Compared to last year, which was turned upside down by Covid, this upcoming school year at Williston has been almost completely back to normal for the residential students.
Williston students are delighted that their lives on campus are as close to normal as they’ve been since March, 2020. Students and faculty are no longer required to wear facial coverings while outside, only when inside academic buildings. Additionally, residential students are allowed to roam freely throughout their own dorm rooms without any restrictions.
In the 2020 academic year, rules were seemingly endless: facial coverings at nearly all times, prohibition from leaving campus, dividers between tables at the dining hall, and many more. Now, the increasingly relaxed guidelines are fostering a new sense of contentment among the student body.
Anna Zusi, a four-year senior from Deerfield Academy, told The Willistonian her school has taken away all restrictions, leaving them with an residential life experience identical to what was in place before the pandemic struck.
In complete opposition, Amherst College, a small liberal arts college located in Amherst, Mass., implemented incredibly tight restrictions, including the requirement of two facial coverings indoors and the inability to leave campus, according to the Amherst College website.
A five-year senior who wished to remain anonymous is happy with the majority of the restrictions at Williston, as opposed to other academic institutions in the area, although they do wish for a few changes.

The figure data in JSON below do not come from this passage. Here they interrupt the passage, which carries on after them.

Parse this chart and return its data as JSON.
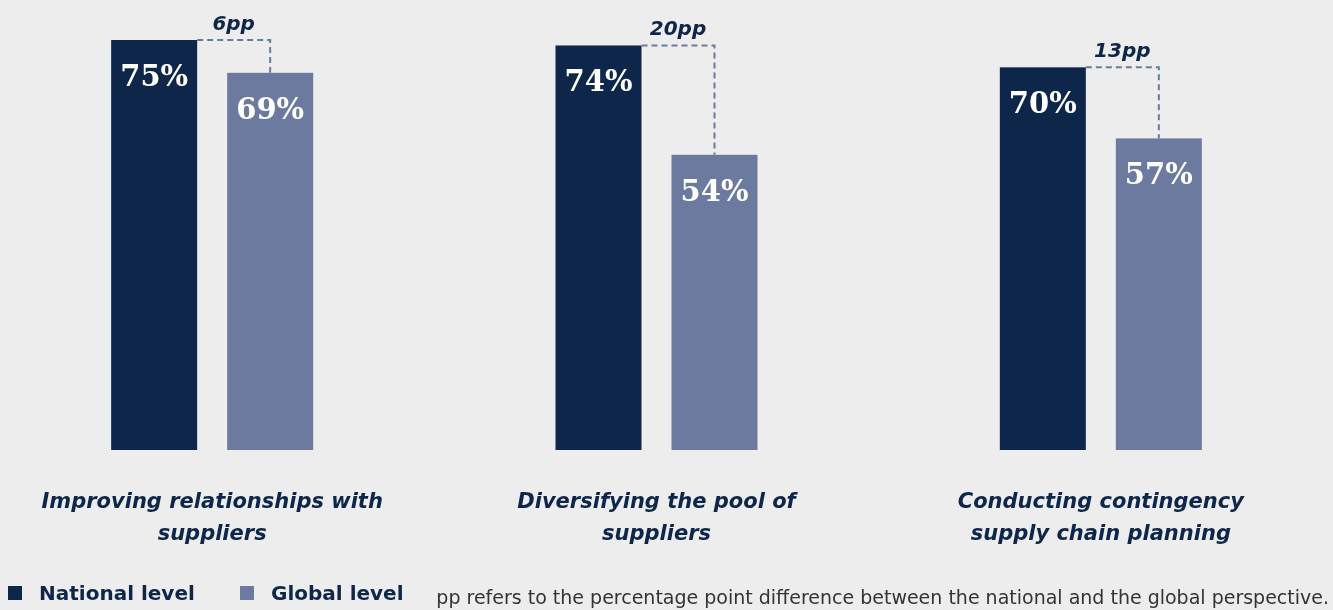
{
  "chart_data": {
    "type": "bar",
    "categories": [
      "Improving relationships with suppliers",
      "Diversifying the pool of suppliers",
      "Conducting contingency supply chain planning"
    ],
    "series": [
      {
        "name": "National level",
        "color": "#0d2649",
        "values": [
          75,
          74,
          70
        ],
        "value_labels": [
          "75%",
          "74%",
          "70%"
        ]
      },
      {
        "name": "Global level",
        "color": "#6b7a9e",
        "values": [
          69,
          54,
          57
        ],
        "value_labels": [
          "69%",
          "54%",
          "57%"
        ]
      }
    ],
    "legend": "bottom left",
    "grid": false,
    "annotations": [
      "6pp",
      "20pp",
      "13pp",
      "pp refers to the percentage point difference between the national and the global perspective."
    ]
  }
}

“I think that outside people should be allowed in the dorm,” the senior said.
Meryl Sesselberg, a three-year senior from Cape Elizabeth, Maine, is thrilled to be back at school and feels confident about the Covid restrictions this year.
“I feel like we are not on quite as tight of a leash but we are making sure everyone is safe,” she said. Not only has Meryl experienced a highly-restricted year on campus due to Covid, but she is familiar with campus before Covid struck.
Although students are happy to be back on campus, many are still looking forward to a completely “back to normal” residential life experience. Abby Muscato, a two-year sophomore living in Memorial Hall East, notes that masks, while she understands their importance, hinder the academic process.
“I wish we didn’t have to wear masks in the classrooms,” Abby said. “It takes away the ability to communicate with others in the room.”
Throughout the world, there have been nearly five million deaths due to Covid, which began at the end of 2019.